Quest for Causal Mechanism

Insulin, a hormone produced by the pancreas, functions to help cells throughout the body take in glucose and convert the simple sugar to energy. In individuals who are resistant to insulin, the body's muscle, fat and liver cells are unable to respond properly to the hormone, which results in a build-up of glucose and insulin in the blood that, in turn, can lead to the development of diabetes and cardiovascular disease.

Earlier work in Kahn's lab had focused on understanding the role of a glucose transporter protein called GLUT4 in the development of insulin resistance.

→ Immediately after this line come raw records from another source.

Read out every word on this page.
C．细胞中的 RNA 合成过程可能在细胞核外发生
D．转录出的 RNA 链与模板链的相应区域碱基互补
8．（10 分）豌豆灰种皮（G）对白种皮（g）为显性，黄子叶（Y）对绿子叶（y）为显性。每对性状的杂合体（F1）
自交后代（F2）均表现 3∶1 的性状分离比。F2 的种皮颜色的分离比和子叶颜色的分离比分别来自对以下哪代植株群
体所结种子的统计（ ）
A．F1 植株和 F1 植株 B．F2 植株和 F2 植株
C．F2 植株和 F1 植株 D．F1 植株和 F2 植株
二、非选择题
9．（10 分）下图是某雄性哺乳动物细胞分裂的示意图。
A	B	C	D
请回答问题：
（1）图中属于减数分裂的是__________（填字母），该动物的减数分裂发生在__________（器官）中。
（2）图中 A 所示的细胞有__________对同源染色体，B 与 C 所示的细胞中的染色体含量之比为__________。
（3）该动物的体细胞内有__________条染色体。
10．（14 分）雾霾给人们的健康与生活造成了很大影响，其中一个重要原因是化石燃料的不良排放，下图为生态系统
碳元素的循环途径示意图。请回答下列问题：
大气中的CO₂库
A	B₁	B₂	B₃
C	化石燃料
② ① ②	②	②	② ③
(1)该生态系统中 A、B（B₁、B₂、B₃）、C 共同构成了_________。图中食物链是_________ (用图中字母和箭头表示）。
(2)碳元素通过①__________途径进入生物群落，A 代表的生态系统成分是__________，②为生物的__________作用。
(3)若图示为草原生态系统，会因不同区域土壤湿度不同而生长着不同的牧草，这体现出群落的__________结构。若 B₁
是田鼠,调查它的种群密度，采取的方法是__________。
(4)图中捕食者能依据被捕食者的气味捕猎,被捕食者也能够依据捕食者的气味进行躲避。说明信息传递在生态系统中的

Knowing that downregulation of GLUT4 expression in fat tissue is an almost universal feature of insulin-resistant states (including obesity, type 2 diabetes and the metabolic syndrome), previous members of Kahn's lab developed two transgenic mouse models: One with fat-cell specific overexpression of GLUT4 and one with fat-cell specific reduction of GLUT4.

They found that the mice with overexpression of GLUT4 clearly demonstrated enhanced glucose tolerance and insulin sensitivity while, in contrast, the mice with reduced GLUT4 expression in fat tissue became insulin resistant and had an increased risk of developing diabetes.

"The results suggested that manipulating GLUT4 in adipose tissue affects whole body insulin sensitivity, very possibly through the secretion of proteins from fat cells," explains Kahn. "We therefore, measured the known fat-secreted molecules, including leptin, resistin and adiponectin, but found that in all cases, the levels were normal."

Discovery of RBP4

The study's investigators, led by Qin Yang, MD, PhD, and Timothy Graham, MD, in Kahn's lab, then conducted a global microarray analysis to identify a novel protein. "This led to our discovery of RBP4," says Kahn.

Further investigation found that both genetic and pharmacologic elevation of RBP4 can cause insulin resistance and that genetic and pharmacologic decrease of the protein in insulin-resistant states would ameliorate the condition. In humans with obesity or type 2 diabetes, the amount of excess RBP4 in the blood correlates with the severity of insulin resistance.

Until now, the sole function of RBP4 known to scientists was to deliver retinol (vitamin A) to tissues. With these new findings, it appears that this abundant transport (carrier) protein may have another function and that the metabolism of vitamin A or related compounds possibly could have some indirect impact on insulin action.